The new law is not meant to prohibit cryptocurrencies, initial coin offerings (ICOs) and other digital asset-related transactions, but to protect investors, said Mr Apisak.
He said the Finance Ministry and the before Securities and Exchange Commission (SEC) are working on organic laws that require all digital asset transactions, including those of digital asset exchanges, brokers and dealers, to be registered with the relevant authorities.
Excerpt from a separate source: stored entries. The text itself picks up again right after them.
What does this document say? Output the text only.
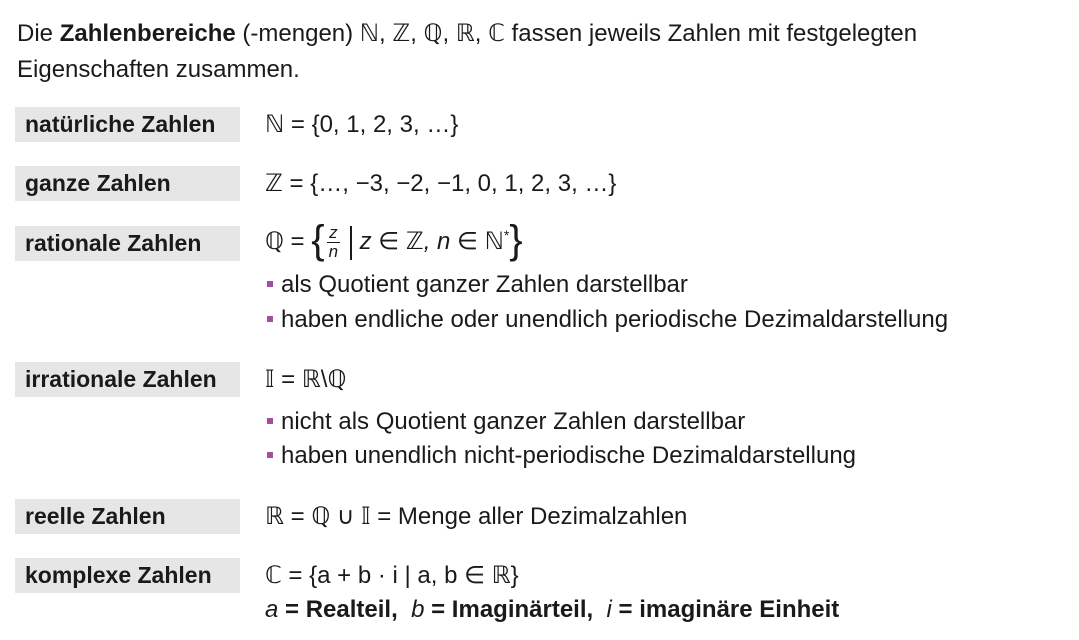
Die Zahlenbereiche (-mengen) ℕ, ℤ, ℚ, ℝ, ℂ fassen jeweils Zahlen mit festgelegten Eigenschaften zusammen.

natürliche Zahlen	ℕ = {0, 1, 2, 3, …}
ganze Zahlen	ℤ = {…, −3, −2, −1, 0, 1, 2, 3, …}
rationale Zahlen	ℚ = { $\frac{z}{n}$ z ∈ ℤ, n ∈ ℕ*}
als Quotient ganzer Zahlen darstellbar
haben endliche oder unendlich periodische Dezimaldarstellung
irrationale Zahlen	𝕀 = ℝ\ℚ
nicht als Quotient ganzer Zahlen darstellbar
haben unendlich nicht-periodische Dezimaldarstellung
reelle Zahlen	ℝ = ℚ ∪ 𝕀 = Menge aller Dezimalzahlen
komplexe Zahlen	ℂ = {a + b · i | a, b ∈ ℝ}
a = Realteil, b = Imaginärteil, i = imaginäre Einheit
Meanwhile, Deputy Finance Minister Wisut Srisuphan said the tax collection structure for investors who make digital-assetrelated trades will remain unchanged, allowing the taxcollecting agency to impose levies on digital assets, as earlier approved by the cabinet.
Investors who make digital-asset-related trades will be liable for a 7% value-added tax (VAT) payment, on top of the 15% withholding tax on capital gains and returns from such investments, when the new law is enforced.
Retail investors will be exempt from paying the VAT if they trade digital assets through exchanges.
But investors will be required to pay VAT if their trades produce no capital gains, said Mr Wisut.
Finance Permanent Secretary Somchai Sujjapongse said the laws regulating digital assets, including cryptocurrencies, are a step in the right direction, adding several countries have greater awareness of the problems associated with them.
The government does not plan to promote cryptocurrencies, but rather wants to support blockchain technology since it is has many benefits, said Mr Somchai.
The planned tax imposed on investment in digital assets would be appropriate and impartial, he said.
But some have criticised the digital asset tax.
Korn Chatikavanij, chairman of the Thai Fintech Association, said the move would hinder the growth of domestic startups as they will register their businesses overseas to avoid the levy.
If ICOs cannot be developed in Thailand, then it is not a problem for ICO issuers because they can embark on ICO offerings in Singapore, even if the funding cost is higher there than in Thailand, he said.
“Singapore is a good location to raise funds from ICOs as it waives the capital gains tax, so the market environment supports the registration of ICOs with good prospects there,” said Mr Korn.
“Who are the beneficiaries from Thailand’s current rules and regulations on crypto-assets? I don’t see [anyone benefiting] from the current situation.”